The Invergordon, from the Highlands, is a single grain malt with deep, dried fruit (mission fig and date) flavors, with sesame toast, clove and black pepper heat toward the finish. It’s a whisky that’s a little perplexing, giving the palate a lot to focus on, and fun to drink. Illustration is their signature Coffey still.
Caperdonich, which officially closed in 1902 but became part of Glen Grant (sometimes known as Glen Grant #2) and continued on nearly in secret and by many owners since, is a rare find, finally ceasing production in 2002. Sometimes tasting those time-travel ghost distillery malts makes one realize they closed for a reason. But this one is a crying shame. Soft as a bunny’s tuchas, ever so slightly floral, with pear and stone fruit flavors, finishing with just the perfect touch of toffee and charcoal smokiness. Bottle illustration depicts the removal of the pipe that once ran between Caperdonich and Glen Grant, which locals supposedly pilfered from back in the day.
Both of these are insane values, considering their rarity in the marketplace. Just do it. Two bottles. Drink one, keep one.
Brenne French Single Malt Whisky: Though it makes the point of calling itself a “single malt” (because technically, it is), the comparisons to Scotch or Japanese whisky should stop right there. Because Brenne indeed is its own distinct je ne sais whisky. It’s produced in Cognac, France from organic malted barley and natural spring water from Charente, and aged in new French limousin barrels for a minimum of six years (as opposed to the typical used American oak or Sherry barrels most common with single malts.) The effect is exquisite - luscious fruit flavors consist of dark plum with bananas, mango and pear. Vanilla, dulce de leche, macadamia nut, bittersweet chocolate and a slight pepperiness round it out. Ooh la la!

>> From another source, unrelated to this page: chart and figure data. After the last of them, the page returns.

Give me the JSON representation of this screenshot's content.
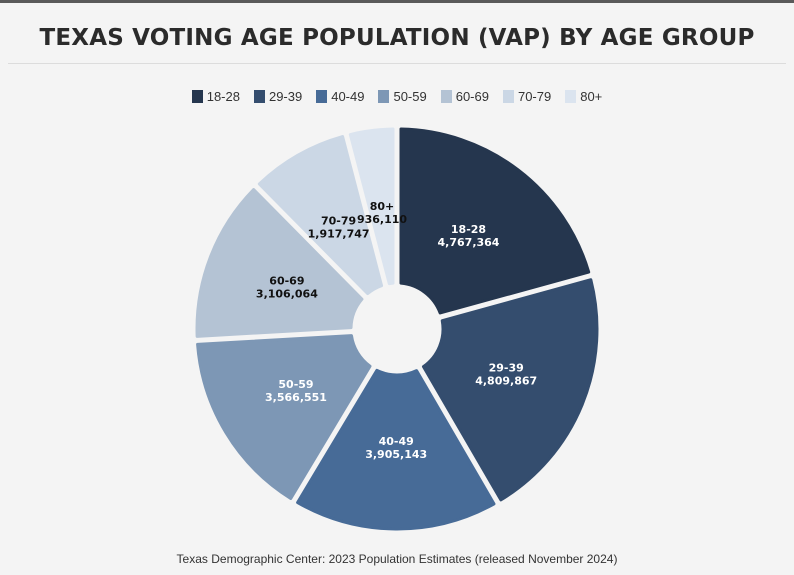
{
  "chart_data": {
    "type": "pie",
    "title": "TEXAS VOTING AGE POPULATION (VAP) BY AGE GROUP",
    "source": "Texas Demographic Center: 2023 Population Estimates (released November 2024)",
    "legend_position": "top",
    "categories": [
      "18-28",
      "29-39",
      "40-49",
      "50-59",
      "60-69",
      "70-79",
      "80+"
    ],
    "values": [
      4767364,
      4809867,
      3905143,
      3566551,
      3106064,
      1917747,
      936110
    ],
    "value_labels": [
      "4,767,364",
      "4,809,867",
      "3,905,143",
      "3,566,551",
      "3,106,064",
      "1,917,747",
      "936,110"
    ],
    "colors": [
      "#25364e",
      "#344d6e",
      "#476b97",
      "#7d97b5",
      "#b4c3d4",
      "#cbd7e5",
      "#dbe4ef"
    ],
    "label_colors": [
      "#ffffff",
      "#ffffff",
      "#ffffff",
      "#ffffff",
      "#111111",
      "#111111",
      "#111111"
    ]
  }
}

Koval Lion’s Pride 47th Ward: Named for the distillery’s Ravenswood neighborhood in Chicago, this limited edition four grain (oat, rye, wheat and malted barley) whiskey is very worth seeking out. Toasty and soothing, there’s a satisfying honey nut Cheerios feel to it. Like most of their products, it’s got some texture and a long, malty finish, though this one has more spice and overall complexity on the back palate.
Dry Fly Distilling Port Finish Wheat Whiskey: You’re right. Fortified wine cask finishes seldom work. It’s an old trick that distilleries use to hide imperfections and weird aromas, with a finish often so strong it completely overpowers the whiskey, like dousing it in cheap aftershave. However, in this instance, it’s a power used for good instead of evil. The trick is to start with a quality product, which they’ve done with their Washington Wheat Whiskey. But the other trick is not to use too much of a good thing, which they have also done, using ex-huckleberry port casks from their neighbors at Townsend Winery. It’s an intentionally sweet whiskey, something that would pair well with desserts and creamy cheeses, but there’s a pleasant berry acidity to it that keeps the sweetness in check and allows the natural flavors of the whiskey to shine through.